Capitão América & os Vingadores Secretos # 16Editora: Panini Comics – Revista mensal

Sonhos americanos (Captain America # 1 e # 2) – Ed Brubaker (roteiro), Steve McNiven (desenho), Mark Morales, Jay Lester e Dexter Vines (arte-final) e Justin Ponsor (cor);

Império subterrâneo (Secret Avengers # 16)) – Warren Ellis (roteiro), Jamie McKelvie (arte) e Matthew Wilson (cor).

Preço: R$ 6,50

Número de páginas: 72

Data de lançamento: Outubro de 2012

Sinopse

Sonhos americanos – No velório de Peggy Carter, Capitão América, Sharon, Nick Fury e Dum Dum são atacados por um atirador misterioso. Esse atentado vai colocar os heróis diante de um problema do passado.
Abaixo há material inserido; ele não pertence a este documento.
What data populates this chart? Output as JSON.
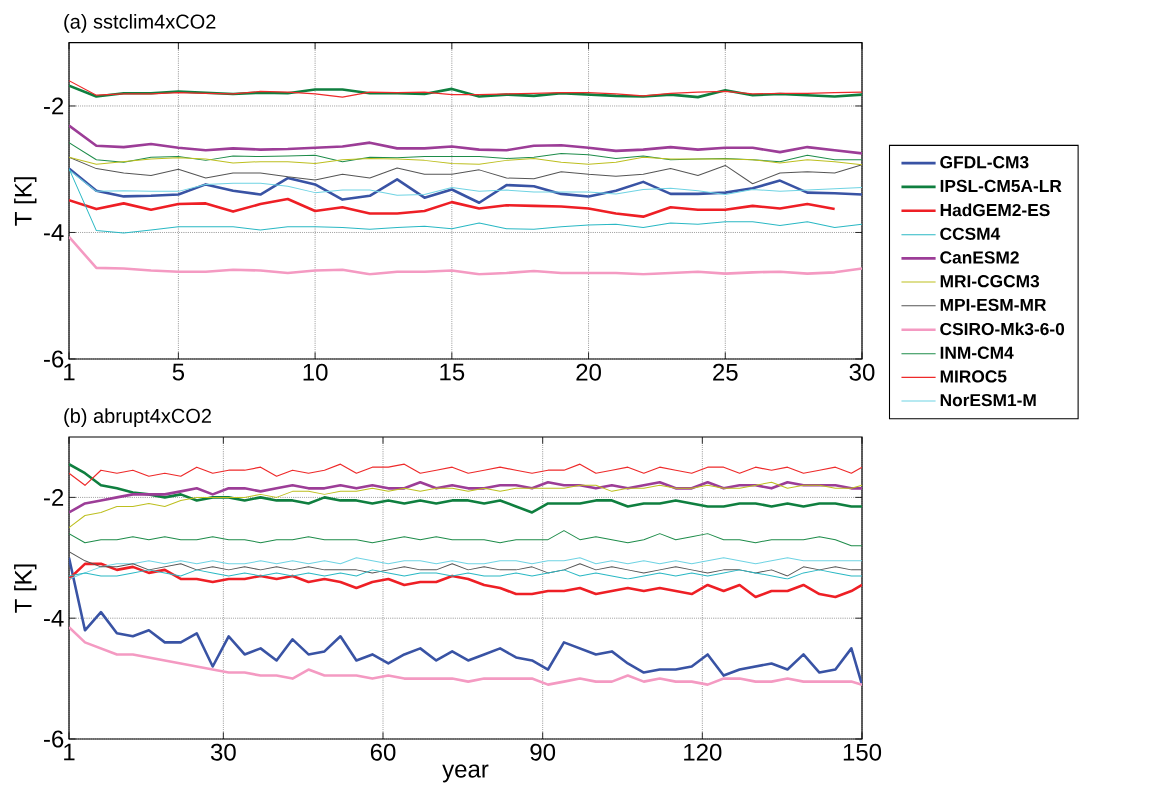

Império subterrâneo – Os Vingadores Secretos investigam uma cidade subterrânea que pode ter sido usada pelo Clã das Sombras.

Positivo/Negativo

Antes de tudo, e talvez a coisa mais importante a se dizer: esta revista é um bom ponto de entrada para novos leitores.

Começam as séries Captain America, mais uma vez reiniciada pela Marvel, e o talentoso roteirista Warren Ellis assume a revista Vingadores Secretos.

Porém, há o “porém”.

A revista é tão indicada pra novos leitores, que quem a acompanhava mensalmente, sem ler outras revistas da “Casa das Ideias”, não sabe o que aconteceu com Bucky Barnes e em que momento Steve Rogers voltou a portar o escudo listrado – caso deste resenhista.

A sugestão é adotar o lema “a vida segue em frente” para aproveitar as boas histórias deste número.

Ed Brubaker impõe uma trama de ação, cheia dos recursos absurdos de saltar de aviões e correr contra uma saraivada de balas. Ora, quem quiser realismo que procure outra HQ, pois aqui a fantasia impera.

A ideia central do plot, não revelada nesta resenha em nome da preservação dos leitores que fogem de spoilers, é ótima e, se bem explorada, pode render muito.

A arte de Steve McNiven é bastante competente pras cenas de ação, dando a dinâmica que a revista precisa.

Fecha a edição uma história escrita por Warren Ellis: muita informação pseudocientífica nos diálogos e ação em alta velocidade.

Jamie McKelvie usa uma narrativa rápida, com uma bela decupagem. E já que Ellis é Ellis, vem uma questão moral lá no último quadrinho da aventura.